We started bringing the medicine bottles to the doctor’s office just to be safe, and many times we learned we had duplicates—same drug, different name—or that there were potential interaction dangers.

Once, while seated in a waiting room, I spied a brochure with a list of medicines that may be dangerous for older people. It was called the Beers Criteria, named for the physician who created the list about 20 years ago. Updated in 2012, it names about 75 drugs that seem to affect older people in potentially harmful ways. It turned out to be a great tool for Mom’s doctor visits.

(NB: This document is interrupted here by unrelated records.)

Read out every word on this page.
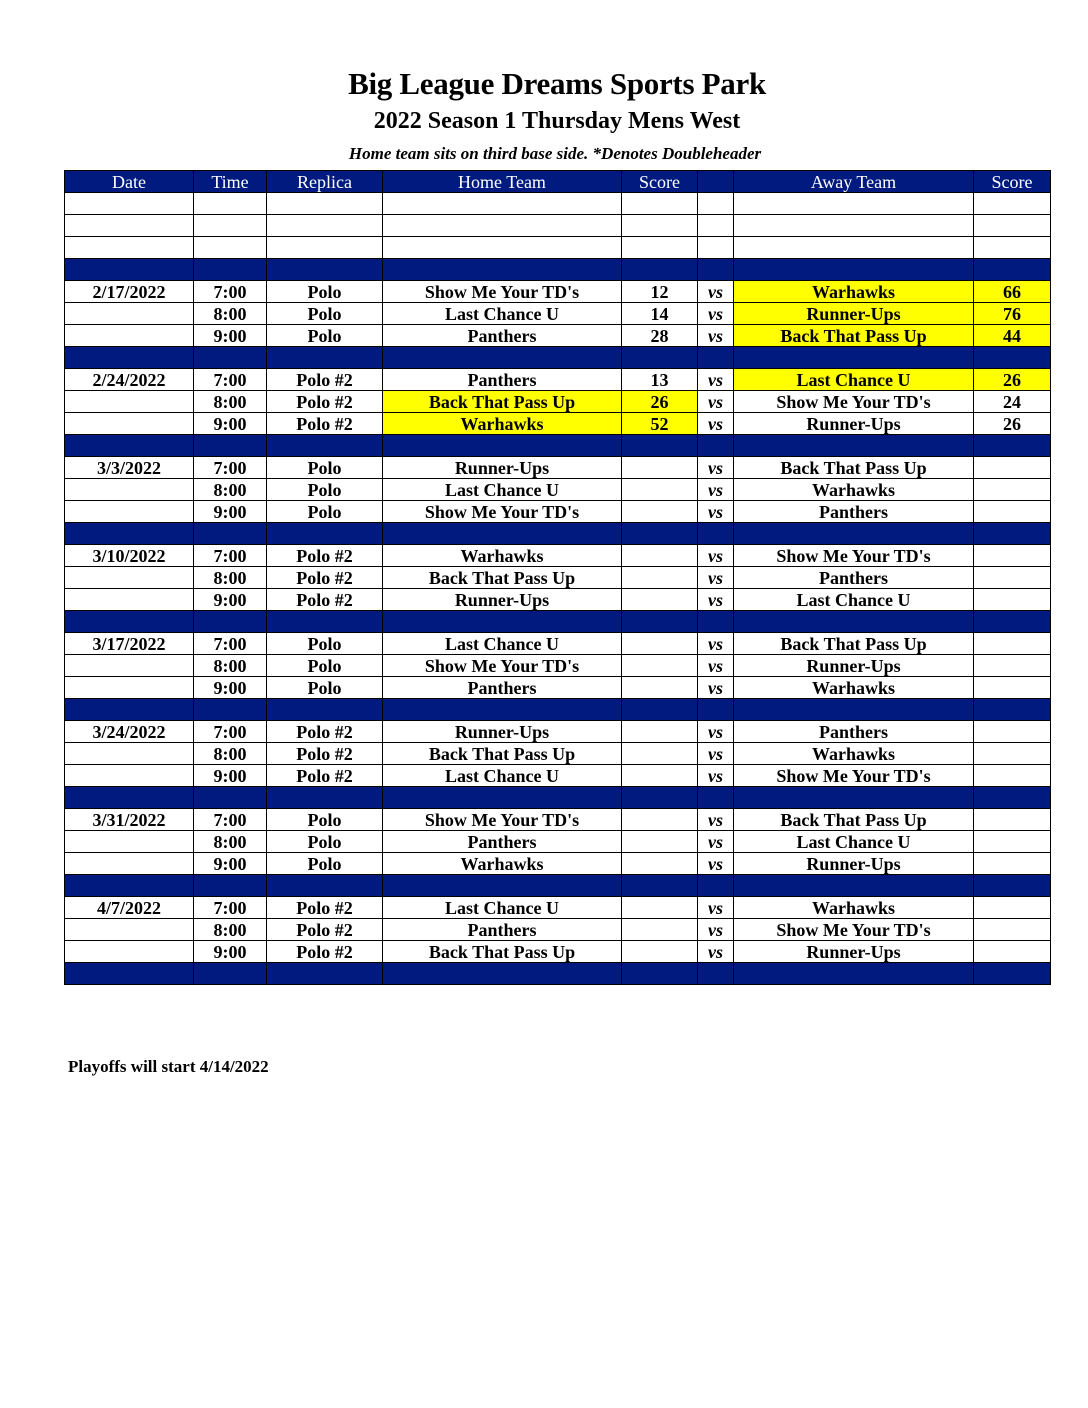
Big League Dreams Sports Park
2022 Season 1 Thursday Mens West
Home team sits on third base side. *Denotes Doubleheader
Date	Time	Replica	Home Team	Score		Away Team	Score

2/17/2022	7:00	Polo	Show Me Your TD's	12	vs	Warhawks	66
	8:00	Polo	Last Chance U	14	vs	Runner-Ups	76
	9:00	Polo	Panthers	28	vs	Back That Pass Up	44

2/24/2022	7:00	Polo #2	Panthers	13	vs	Last Chance U	26
	8:00	Polo #2	Back That Pass Up	26	vs	Show Me Your TD's	24
	9:00	Polo #2	Warhawks	52	vs	Runner-Ups	26

3/3/2022	7:00	Polo	Runner-Ups		vs	Back That Pass Up	
	8:00	Polo	Last Chance U		vs	Warhawks	
	9:00	Polo	Show Me Your TD's		vs	Panthers	

3/10/2022	7:00	Polo #2	Warhawks		vs	Show Me Your TD's	
	8:00	Polo #2	Back That Pass Up		vs	Panthers	
	9:00	Polo #2	Runner-Ups		vs	Last Chance U	

3/17/2022	7:00	Polo	Last Chance U		vs	Back That Pass Up	
	8:00	Polo	Show Me Your TD's		vs	Runner-Ups	
	9:00	Polo	Panthers		vs	Warhawks	

3/24/2022	7:00	Polo #2	Runner-Ups		vs	Panthers	
	8:00	Polo #2	Back That Pass Up		vs	Warhawks	
	9:00	Polo #2	Last Chance U		vs	Show Me Your TD's	

3/31/2022	7:00	Polo	Show Me Your TD's		vs	Back That Pass Up	
	8:00	Polo	Panthers		vs	Last Chance U	
	9:00	Polo	Warhawks		vs	Runner-Ups	

4/7/2022	7:00	Polo #2	Last Chance U		vs	Warhawks	
	8:00	Polo #2	Panthers		vs	Show Me Your TD's	
	9:00	Polo #2	Back That Pass Up		vs	Runner-Ups	

Playoffs will start 4/14/2022
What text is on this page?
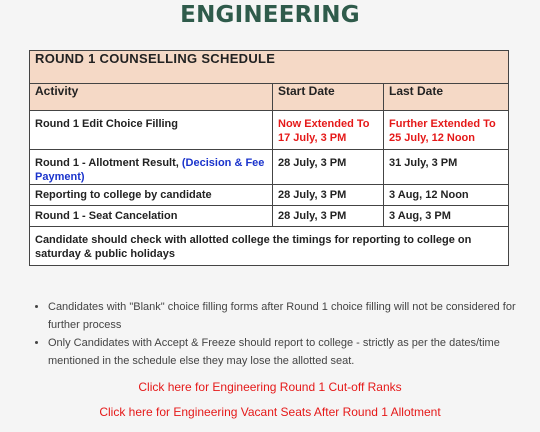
ENGINEERING
ROUND 1 COUNSELLING SCHEDULE		
Activity	Start Date	Last Date

Round 1 Edit Choice Filling	Now Extended To 17 July, 3 PM	Further Extended To 25 July, 12 Noon

Round 1 - Allotment Result, (Decision & Fee Payment)	28 July, 3 PM	31 July, 3 PM

Reporting to college by candidate	28 July, 3 PM	3 Aug, 12 Noon

Round 1 - Seat Cancelation	28 July, 3 PM	3 Aug, 3 PM

Candidate should check with allotted college the timings for reporting to college on saturday & public holidays		
• Candidates with "Blank" choice filling forms after Round 1 choice filling will not be considered for further process
• Only Candidates with Accept & Freeze should report to college - strictly as per the dates/time mentioned in the schedule else they may lose the allotted seat.
Click here for Engineering Round 1 Cut-off Ranks
Click here for Engineering Vacant Seats After Round 1 Allotment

I knew I had to be proactive, but back then it was a challenge. Today there are easy ways to avoid prescription mix-ups, or at least minimize them. Drugs.com has a free, simple-to-use, interaction checker. I use it when I am caregiving and recommend it to anyone taking or managing multiple prescription medications. It’s easy to enter the medicines you take, even over-the-counter medications, vitamins and supplements. You can see if a new medication will interact with what you already take. Drugs.com will keep a list of your medications, too. I spent a few minutes entering information and netted some real peace of mind.

The doctor’s office can be intimidating, so it is a good idea to go prepared. I make a list of questions and concerns that includes any changes in routine, like sleeplessness, diet or stress levels. It helps to bring a list of current medications, including how and when they are taken—with meals, before bed, etc. I keep all the information together in a journal to take to every appointment. It’s there for me to jot down questions between visits and helps me organize my thoughts so all of my concerns are addressed before I leave. Try a health journal to manage your own health care.

An article in the Atlantic reports that side effects from four well-known drugs are the cause of one-third of all ER visits by older people. Not falls, not heart issues. In light of this news, I am reminded how important it is to know what medicines you are taking and to make sure you share that information with everyone involved in your health care, from doctors to pharmacists to daughters.